"I am here because of my conviction that improving maternal, neonatal and child health should be one of the highest priorities on the global development agenda. I can think of no other field in which a well-directed effort can make as great or as rapid an impact."
- His Highness the Aga Khan
speaking at the Maternal, Newborn and Child Health Summit, Toronto
The Nizamuddin Urban Renewal Initiative has coupled conservation with socio-economic initiatives aimed at improving the quality of life for Nizamuddin Basti’s residents through simultaneous action towards providing education, health, sanitation, vocational training facilities. Furthermore, upgrading available public infrastructure, landscaping open parks, major street improvement, housing improvement, building community toilets coupled with heritage and environmental awareness programmes further help meeting project objectives and UN Sustainable Development Goals. The health programme was initiated with three desired outcomes - strengthen the health services available at the SDMC polyclinic; improve health seeking behaviour and improve health practices with a focus on maternal and child health. The strategy chosen was twofold – strengthen the delivery system while developing community health worker led mechanism to increase demand and improved monitoring. These areas were decided based on the situation analysis report, the quality of life survey and the baseline report of the All India Institute of Medical Sciences and Ambedkar University.
Till 2006, while the project was being negotiated, Basti Hazrat Nizamuddin did not have a government health facility. The nearest government health facility was the maternal and child health centre almost 3 kilometres away. The other places were the two large government hospitals in the vicinity.
Apart from maternal and child health, primary health care and out of pocket expenses are areas of concern for large parts of India but become more acute in Nizamuddin. People tended to ignore small illnesses in the absence of affordable healthcare and maternal and child health suffered with indicators that were a matter of concern.
The South Delhi Municipal Corporation had set up a
polyclinic in Nizamuddin Basti that included XX doctors and
a pharmacy. It was equipped very basically and did not have
a gynaecologist or paediatrician. The services and referral
linkages were very limited. The location of the polyclinic was
also such that it discouraged visitors. There was also lack of
awareness on the facilities that the polyclinic offered and
low faith in government services per se.
The need was to strengthen the facilities and create
mechanisms and linkages between the community and the
A major challenge was also to create systems so that visiting the polyclinic as the first point of conta ct for an illness became the norm for the majority of the population in Nizamuddin.
The Aga Khan Historic Cities Programme projects promote
the conservation and re-use of buildings and public spaces
in historic cities in ways that can spur social, economic and
The goal of the urban development component is to present a model of development of historic cities; the specific goal of the health component is to ensure that the community has access to a quality government health service and change health seeking behaviour and health seeking practices through a community health worker led mechanism.
Our project interventions in the health sector aim to ensure all Nizamuddin residents have access to quality health care and referrals and to build a repository of knowledge in Nizamuddin Basti through the community health workers to bring about change in health seeking practices and health seeking behaviour while simultaneously strengthening the public health services of the local government.Click here to download flier
held in 2018
67% in 2010
Medical tests conducted
in the basti polyclinic
of care during and
Basti children treated
In order to achieve the objectives of the project, the project engages in the following activities:
The close relationship between poverty and health has been recognised in the Bhore Committee Report and the Alma Ata declaration that investment in poverty elimination is essential for improving health which in turn would contribute to productivity and economic growth. Investment in healthcare is also seen as a form of transfer of resources to the underprivileged and therefore a form of poverty reduction. India also has one of the highest out-of-pocket expenses in the world when it comes to meeting health expenses as the public health system has several gaps.

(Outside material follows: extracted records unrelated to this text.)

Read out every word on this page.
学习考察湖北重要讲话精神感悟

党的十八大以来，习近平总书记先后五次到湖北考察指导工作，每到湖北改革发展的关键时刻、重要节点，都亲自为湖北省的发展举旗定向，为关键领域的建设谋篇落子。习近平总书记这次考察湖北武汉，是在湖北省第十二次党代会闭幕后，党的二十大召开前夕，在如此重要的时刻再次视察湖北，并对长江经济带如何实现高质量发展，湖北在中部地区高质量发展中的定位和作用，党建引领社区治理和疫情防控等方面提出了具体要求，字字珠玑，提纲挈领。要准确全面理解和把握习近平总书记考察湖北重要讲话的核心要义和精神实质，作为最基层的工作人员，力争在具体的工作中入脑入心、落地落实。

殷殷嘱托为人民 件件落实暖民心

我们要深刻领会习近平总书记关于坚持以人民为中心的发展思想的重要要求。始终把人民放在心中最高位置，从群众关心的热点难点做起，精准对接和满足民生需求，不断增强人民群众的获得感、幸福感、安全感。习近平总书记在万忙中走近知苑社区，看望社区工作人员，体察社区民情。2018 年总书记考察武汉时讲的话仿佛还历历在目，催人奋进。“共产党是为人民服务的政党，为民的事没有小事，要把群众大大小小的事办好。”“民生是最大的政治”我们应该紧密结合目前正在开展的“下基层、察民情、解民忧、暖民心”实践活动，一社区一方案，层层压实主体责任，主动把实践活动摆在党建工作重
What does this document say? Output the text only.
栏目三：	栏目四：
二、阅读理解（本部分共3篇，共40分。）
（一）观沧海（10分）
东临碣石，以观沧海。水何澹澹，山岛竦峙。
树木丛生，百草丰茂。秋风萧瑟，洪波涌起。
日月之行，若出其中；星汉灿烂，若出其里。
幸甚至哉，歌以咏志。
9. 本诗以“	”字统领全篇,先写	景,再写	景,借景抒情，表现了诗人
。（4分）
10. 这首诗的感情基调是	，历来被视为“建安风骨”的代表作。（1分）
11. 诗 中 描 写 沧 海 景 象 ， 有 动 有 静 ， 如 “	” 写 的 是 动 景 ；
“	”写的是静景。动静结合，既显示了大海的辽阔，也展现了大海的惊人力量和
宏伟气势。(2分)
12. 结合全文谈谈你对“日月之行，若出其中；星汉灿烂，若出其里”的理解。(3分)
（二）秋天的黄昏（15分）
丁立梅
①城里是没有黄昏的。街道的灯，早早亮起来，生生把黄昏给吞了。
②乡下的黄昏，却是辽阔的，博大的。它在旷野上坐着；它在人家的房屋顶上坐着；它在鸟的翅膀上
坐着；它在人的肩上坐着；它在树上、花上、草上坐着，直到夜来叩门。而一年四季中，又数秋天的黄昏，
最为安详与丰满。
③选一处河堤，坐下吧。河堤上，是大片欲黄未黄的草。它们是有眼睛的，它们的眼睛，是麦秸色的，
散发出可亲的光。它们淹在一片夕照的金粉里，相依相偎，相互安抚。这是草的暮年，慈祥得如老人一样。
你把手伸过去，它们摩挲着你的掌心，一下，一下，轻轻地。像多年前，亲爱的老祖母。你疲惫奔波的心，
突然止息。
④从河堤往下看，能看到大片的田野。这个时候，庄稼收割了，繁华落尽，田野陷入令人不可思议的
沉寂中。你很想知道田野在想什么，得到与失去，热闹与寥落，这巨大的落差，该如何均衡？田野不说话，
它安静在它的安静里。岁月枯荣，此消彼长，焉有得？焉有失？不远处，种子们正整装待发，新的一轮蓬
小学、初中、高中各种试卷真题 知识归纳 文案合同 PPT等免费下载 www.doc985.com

The SDMC polyclinic is the public health facility that caters to the >10000 population of Nizamuddin, the large floating population and since its strengthening, the catchment has increased to almost 15 kilometres.
Community health workers play a central role in the preventive and promotive components of healthcare. The experience from other programmes across the world and India indicate that community health workers play the role being the link between health services and the community.
Training people, especially women from the community helps in creating repositories of knowledge who are embedded in the community and can gain their trust. They have proved to be useful in ensuring access to healthcare, in counselling, in educating communities in general and patients in particular to adhere to the medical regimen.
The community health intuitive in Nizamuddin was guided by these learnings from other programmes and the need to improve the health seeking practices and health seeking behaviour.
Health behaviour is extremely diverse and depends on many variables. In developing countries like India, it is also a function of education as well as more sophisticated theories of application of individual choice in health behaviour and their belief in what determines their health – internal or external factors.
Research has also shown that behaviour change is one of the most difficult things to achieve and yet behaviour change at the individual level has the huge potential to impact the health of communities.
It is with this background that the project embarked in the key areas of maternal and child health in which to change health seeking practices and health seeking behaviour.
The project interventions have a high focus on the continuity of institutional sustainability and building the capacities of the communities to accept change while supporting them to ensure that the change that has occurred during the project period is continues.
The major strategy that has been and is being used is to create community based groups that monitor the efficacy of the government service.